Mais qu’importe, Emmanuel Macron a désormais les mains libres pour faire adopter toutes les mesures libérales dont il rêve en croyant, sincèrement ou pas, qu’elles vont résoudre les problèmes des Français. Ceux des statistiques, car les autres, en chair et en os, il n’a pas la moindre idée de la façon dont ils vivent, et ne sait que leur conseiller de bosser pour se payer les mêmes costards que lui. Parmi les projets, il en est un qui me parait exemplaire de la période qui s’ouvre désormais. Vous avez remarqué qu’il est devenu impossible de sortir de l’état d’urgence, qui, de provisoire, est en passe de devenir permanent. À chaque fois que le terme légal approche, le spectre d’une nouvelle attaque terroriste se dresse pour dissuader le gouvernement de l’abandonner, bien que son utilité ne soit plus aussi manifeste. Qu’à cela ne tienne. Il suffit de faire entrer les dispositions exceptionnelles dans la loi ordinaire et le tour sera joué. On va donc faire voter des restrictions permanentes aux libertés fondamentales sous prétexte de mettre fin à des pratiques dérogatoires. CQFD. Nos députés-gribouilles vont donc plonger tout habillés afin de ne pas se faire mouiller par la pluie.

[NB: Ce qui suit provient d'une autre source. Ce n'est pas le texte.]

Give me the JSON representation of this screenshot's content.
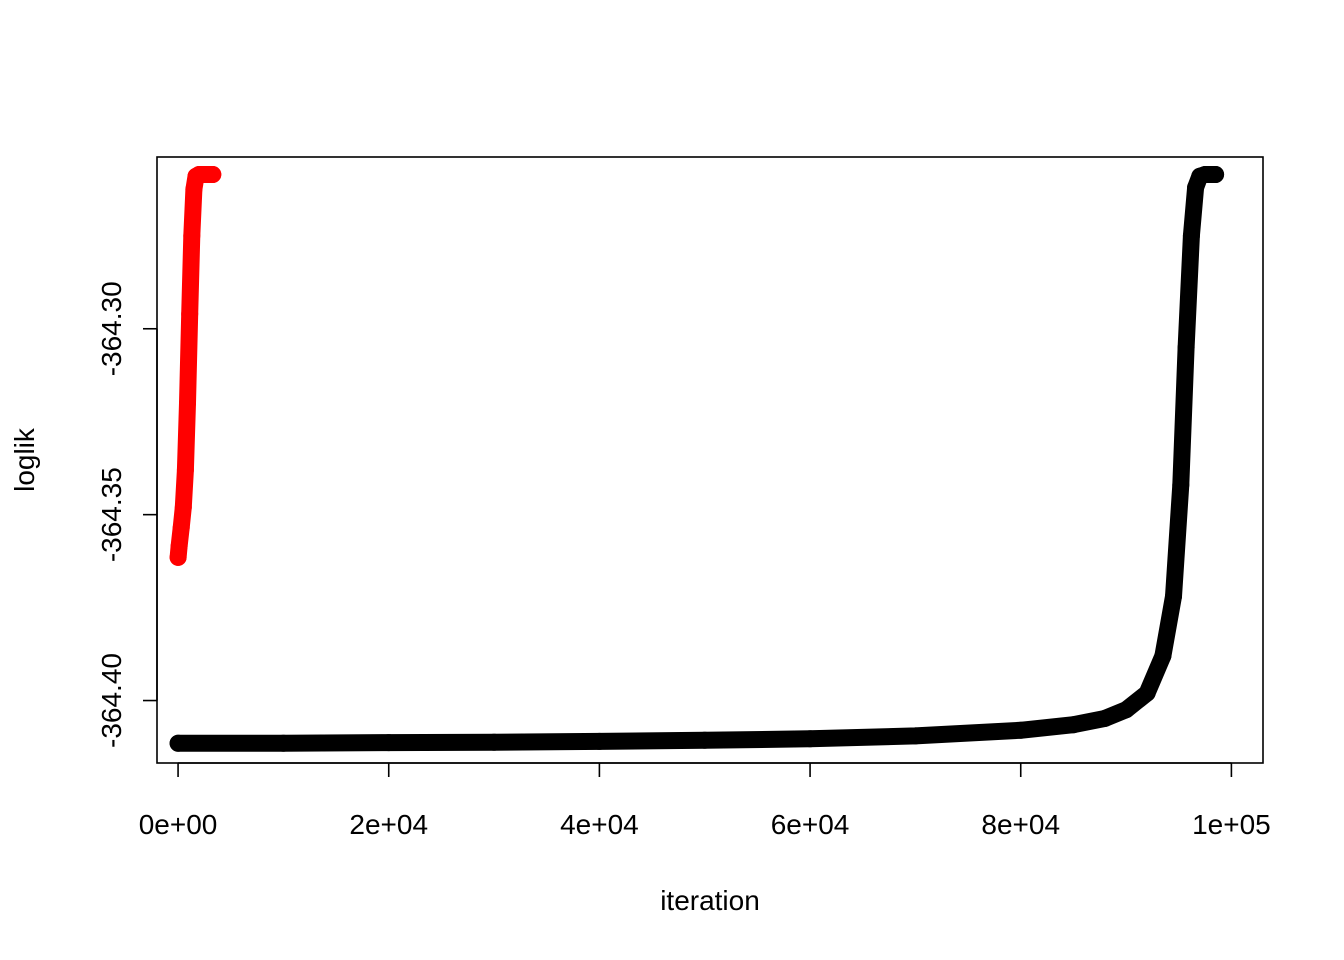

La méthode peut se transposer dans beaucoup de domaines. Les Français ont peur de se retrouver au chômage ? C’est parce que cette perspective ne frappe qu’une minorité. Rendons tous les emplois précaires et personne ne s’étonnera plus d’être viré du jour au lendemain. Ne croyez pas que je plaisante. J’ai entendu défendre cette idée par un économiste des plus sérieux, qui croit dur comme fer que cela serait un système plus juste, car tout le monde serait visé, sauf une poignée de vrais privilégiés, naturellement. Finalement, la véritable habileté d’Emmanuel Macron aura été de faire croire à un certain nombre de Français que la meilleure manière d’échapper à la casse sociale, c’était de la provoquer dès maintenant. Ils se sont précipités dans la mare sans prendre le temps d’enfiler leur maillot de bain, en se disant : « on verra bien », et j’attends le moment où ils vont se rendre compte qu’ils sont à poil et que les temps chauds ne durent pas éternellement.